Certains élèves du secondaire feront un retour en classe pour quelques semaines.
Certains élèves du secondaire feront un retour en classe pour quelques semaines.

Des élèves du secondaire visés pour un retour en classe de 12 à 15 jours

Sherbrooke — L’école reprendra au courant de la semaine ou au début de la semaine prochaine pour des centaines d’élèves du secondaire dans la grande région de l’Estrie. Les élèves visés sont ceux du secondaire qui apprennent un métier, qui suivent une formation préparatoire au travail ou en intégration à l’éducation des adultes, ainsi que les enfants présentant un handicap ou un trouble grave du comportement.

Les élèves pourraient donc retourner en classe pour 12 à 15 journées sur les bancs d’école.

Le ministère de l’Éducation et des Études supérieures (MEES) en a fait l’annonce tard vendredi aux commissions scolaires du Québec par le biais d’un décret ministériel. Dans la lettre du ministère, on demandait une rentrée progressive… dès ce lundi ou ce mardi.

Or en fin de journée lundi, encore bien peu d’élèves et leurs parents avaient été mis au courant qu’ils étaient visés pour un retour en classe sous peu.

Ce retour en début de semaine ne sera visiblement pas respecté, nulle part au Québec. Tout doit être organisé dans les écoles : la disposition des classes et des autres lieux utilisés par les élèves, les récréations, les périodes de dîner, la surveillance, le transport scolaire... Comme plusieurs de ces clientèles ont des besoins spécifiques, c’est d’autant plus compliqué à organiser pour les directions des écoles et les enseignants.

Lundi après-midi, encore très peu de parents et d’élèves estriens avaient été avisés qu’un retour en classe leur serait proposé.

À la Commission scolaire de la Région-de-Sherbrooke, on a décliné la demande d’entrevue. « Nous procédons donc actuellement à l’organisation des services (organisation des classes, récréations, dîners, etc.) pour accueillir les élèves de façon à pouvoir offrir un environnement sécuritaire pour nos jeunes, dans le respect des directives émises par la Santé publique. Il est encore trop tôt pour connaître le nombre d’élèves que ça concerne et la date de la rentrée », a-t-on simplement indiqué dans une réponse écrite.

Le retour en classe ne se fera pas non plus dès mardi à la Commission scolaire des Sommets. « Nous n’avons pas encore communiqué avec les parents et les élèves », indique l’organisation.

Même son de cloche de la Commission scolaire des Hauts-Cantons. La date du début des classes semble fixée pour le 8 juin, ce qui ferait 12 jours de classe au total.

« On est à s’organiser. Les écoles secondaires sont à voir quels sont les élèves qui pourraient réintégrer l’école : appel aux parents. Ils organiseront ensuite le service qui sera offert du 8 juin au 23 juin. Ce n’est pas simple. Il y a plusieurs enjeux : transport, personnel (certains professionnels sont prêtés au primaire actuellement), besoins spécifiques des jeunes.... » indique-t-on au service des communications.

« Le ministre Roberge a demandé vendredi après-midi que le retour en classe se fasse lundi matin. C’est un manque de respect pour les enseignants, pour les commissions scolaires, pour les élèves », déplore Richard Bergevin, président du Syndicat des enseignants et enseignantes de l’Estrie (SEE), qui représente les enseignants des trois commissions scolaires de l’Estrie. 
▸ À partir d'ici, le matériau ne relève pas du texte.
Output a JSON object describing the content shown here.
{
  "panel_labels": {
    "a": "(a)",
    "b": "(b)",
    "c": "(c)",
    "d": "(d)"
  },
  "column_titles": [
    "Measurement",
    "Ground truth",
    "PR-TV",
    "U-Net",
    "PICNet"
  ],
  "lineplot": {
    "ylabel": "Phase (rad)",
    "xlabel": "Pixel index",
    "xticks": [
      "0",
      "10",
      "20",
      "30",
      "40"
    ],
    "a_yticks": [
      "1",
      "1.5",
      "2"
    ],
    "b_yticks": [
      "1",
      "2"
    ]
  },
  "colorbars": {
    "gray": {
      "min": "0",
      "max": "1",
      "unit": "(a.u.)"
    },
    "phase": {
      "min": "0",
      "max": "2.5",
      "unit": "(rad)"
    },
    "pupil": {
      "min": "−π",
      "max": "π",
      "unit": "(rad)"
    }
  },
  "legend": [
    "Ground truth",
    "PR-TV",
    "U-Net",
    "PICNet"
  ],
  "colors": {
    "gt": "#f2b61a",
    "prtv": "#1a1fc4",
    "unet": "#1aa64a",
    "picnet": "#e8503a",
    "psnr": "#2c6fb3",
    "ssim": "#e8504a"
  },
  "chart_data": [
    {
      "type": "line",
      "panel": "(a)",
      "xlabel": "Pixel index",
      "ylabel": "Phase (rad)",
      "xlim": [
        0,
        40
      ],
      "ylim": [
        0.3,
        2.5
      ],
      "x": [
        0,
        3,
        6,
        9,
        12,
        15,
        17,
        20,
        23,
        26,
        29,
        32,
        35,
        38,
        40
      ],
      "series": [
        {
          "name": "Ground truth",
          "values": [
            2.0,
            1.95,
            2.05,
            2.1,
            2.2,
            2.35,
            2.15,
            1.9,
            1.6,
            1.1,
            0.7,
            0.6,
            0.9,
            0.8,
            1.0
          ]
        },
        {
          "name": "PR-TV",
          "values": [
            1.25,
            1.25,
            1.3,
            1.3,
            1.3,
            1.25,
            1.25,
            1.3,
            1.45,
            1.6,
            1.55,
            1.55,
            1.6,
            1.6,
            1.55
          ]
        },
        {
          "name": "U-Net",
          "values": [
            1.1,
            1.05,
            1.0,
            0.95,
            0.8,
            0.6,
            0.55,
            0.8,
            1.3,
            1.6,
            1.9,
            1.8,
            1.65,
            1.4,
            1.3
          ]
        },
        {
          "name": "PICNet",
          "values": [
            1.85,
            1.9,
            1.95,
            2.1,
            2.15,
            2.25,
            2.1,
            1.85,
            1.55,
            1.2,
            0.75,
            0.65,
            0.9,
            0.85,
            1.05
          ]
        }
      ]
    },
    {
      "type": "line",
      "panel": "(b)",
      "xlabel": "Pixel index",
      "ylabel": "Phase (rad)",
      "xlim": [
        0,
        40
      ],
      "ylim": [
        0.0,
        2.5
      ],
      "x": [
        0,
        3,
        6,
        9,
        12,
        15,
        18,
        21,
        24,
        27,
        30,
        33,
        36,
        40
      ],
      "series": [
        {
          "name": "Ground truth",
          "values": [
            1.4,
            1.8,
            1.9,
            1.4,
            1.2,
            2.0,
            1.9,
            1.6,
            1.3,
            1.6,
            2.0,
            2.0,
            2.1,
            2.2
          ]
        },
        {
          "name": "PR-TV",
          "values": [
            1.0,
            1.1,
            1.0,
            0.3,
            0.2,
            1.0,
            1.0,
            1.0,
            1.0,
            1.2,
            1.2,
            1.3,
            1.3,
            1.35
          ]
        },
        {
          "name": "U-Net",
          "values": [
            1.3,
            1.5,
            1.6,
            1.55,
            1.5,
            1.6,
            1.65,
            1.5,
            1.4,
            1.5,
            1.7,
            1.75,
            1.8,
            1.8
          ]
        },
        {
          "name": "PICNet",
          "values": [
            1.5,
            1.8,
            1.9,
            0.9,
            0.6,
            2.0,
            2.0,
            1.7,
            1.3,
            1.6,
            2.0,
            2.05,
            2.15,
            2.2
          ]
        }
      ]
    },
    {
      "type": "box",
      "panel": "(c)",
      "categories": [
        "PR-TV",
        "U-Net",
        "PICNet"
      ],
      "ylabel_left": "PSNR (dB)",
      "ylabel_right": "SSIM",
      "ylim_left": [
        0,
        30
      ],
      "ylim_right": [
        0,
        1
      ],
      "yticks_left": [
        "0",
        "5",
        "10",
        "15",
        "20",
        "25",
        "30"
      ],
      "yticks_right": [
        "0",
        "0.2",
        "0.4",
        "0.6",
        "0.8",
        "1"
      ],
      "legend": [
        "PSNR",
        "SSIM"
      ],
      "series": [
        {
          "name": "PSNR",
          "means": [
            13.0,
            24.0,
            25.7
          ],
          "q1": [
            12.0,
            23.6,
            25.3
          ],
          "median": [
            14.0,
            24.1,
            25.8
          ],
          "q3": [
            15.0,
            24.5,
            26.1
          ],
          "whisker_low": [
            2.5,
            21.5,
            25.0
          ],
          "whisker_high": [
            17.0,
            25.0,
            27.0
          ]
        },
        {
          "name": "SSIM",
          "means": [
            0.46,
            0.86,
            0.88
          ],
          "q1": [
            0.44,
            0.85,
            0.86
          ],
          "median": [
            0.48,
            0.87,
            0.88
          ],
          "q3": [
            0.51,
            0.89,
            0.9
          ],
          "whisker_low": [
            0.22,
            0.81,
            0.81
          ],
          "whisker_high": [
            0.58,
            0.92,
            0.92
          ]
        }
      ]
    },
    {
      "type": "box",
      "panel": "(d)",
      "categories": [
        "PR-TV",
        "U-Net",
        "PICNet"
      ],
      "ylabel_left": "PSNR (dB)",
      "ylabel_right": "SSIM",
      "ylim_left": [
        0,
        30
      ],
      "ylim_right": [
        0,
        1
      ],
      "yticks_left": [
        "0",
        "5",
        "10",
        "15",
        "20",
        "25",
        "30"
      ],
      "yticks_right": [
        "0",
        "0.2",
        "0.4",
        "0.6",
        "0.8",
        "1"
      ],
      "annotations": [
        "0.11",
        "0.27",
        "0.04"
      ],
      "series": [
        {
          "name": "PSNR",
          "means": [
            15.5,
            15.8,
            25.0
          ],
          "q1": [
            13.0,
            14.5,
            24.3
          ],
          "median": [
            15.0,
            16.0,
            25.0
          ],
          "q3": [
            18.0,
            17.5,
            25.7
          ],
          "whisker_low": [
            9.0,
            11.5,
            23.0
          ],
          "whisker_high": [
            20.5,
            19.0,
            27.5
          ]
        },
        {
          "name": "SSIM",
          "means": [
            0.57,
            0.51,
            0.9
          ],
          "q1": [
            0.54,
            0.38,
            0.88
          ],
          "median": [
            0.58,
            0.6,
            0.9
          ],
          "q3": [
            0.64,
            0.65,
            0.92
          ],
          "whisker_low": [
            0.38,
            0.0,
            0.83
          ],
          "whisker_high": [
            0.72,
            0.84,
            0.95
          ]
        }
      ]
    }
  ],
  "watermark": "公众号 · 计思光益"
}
« Au début de la pandémie, on pouvait comprendre que c’était nouveau, qu’il y avait tous les jours de nouvelles informations et que le ministre devait changer les directives en fonction des nouvelles informations. Mais la semaine passée, il ne s’est rien passé de nouveau ni d’assez grave pour imposer un retour en classe le vendredi pour le lundi », souligne M. Bergevin.

Une des enseignantes qu’il représente lui a expliqué qu’elle avait mis deux à trois semaines à gagner la confiance de ses élèves pour ses visioconférences par le biais de Zoom. « Le taux de participation de ses élèves est rendu à 100 %. Demander aux enseignants de changer les méthodes pédagogiques dans un aussi court délai, pour trois semaines de classe, c’est irrespectueux », soutient le président du SEE.

Certes, il sait et comprend que certains parents ont besoin de répit. Et que certains élèves ont besoin de davantage de soutien pédagogique et qu’il faut répondre à ces besoins. Mais de quelle façon? « Ces besoins étaient là aussi il y a deux semaines! »

« C’est vraiment dommage que le ministre Roberge se lance dans des orientations comme celles-là à l’emporte-pièce, sans consulter aucun partenaire », conclut Richard Bergevin.

Le ministère de l’Éducation et de l’Enseignement supérieur n’a pas répondu à la demande d’information de La Tribune.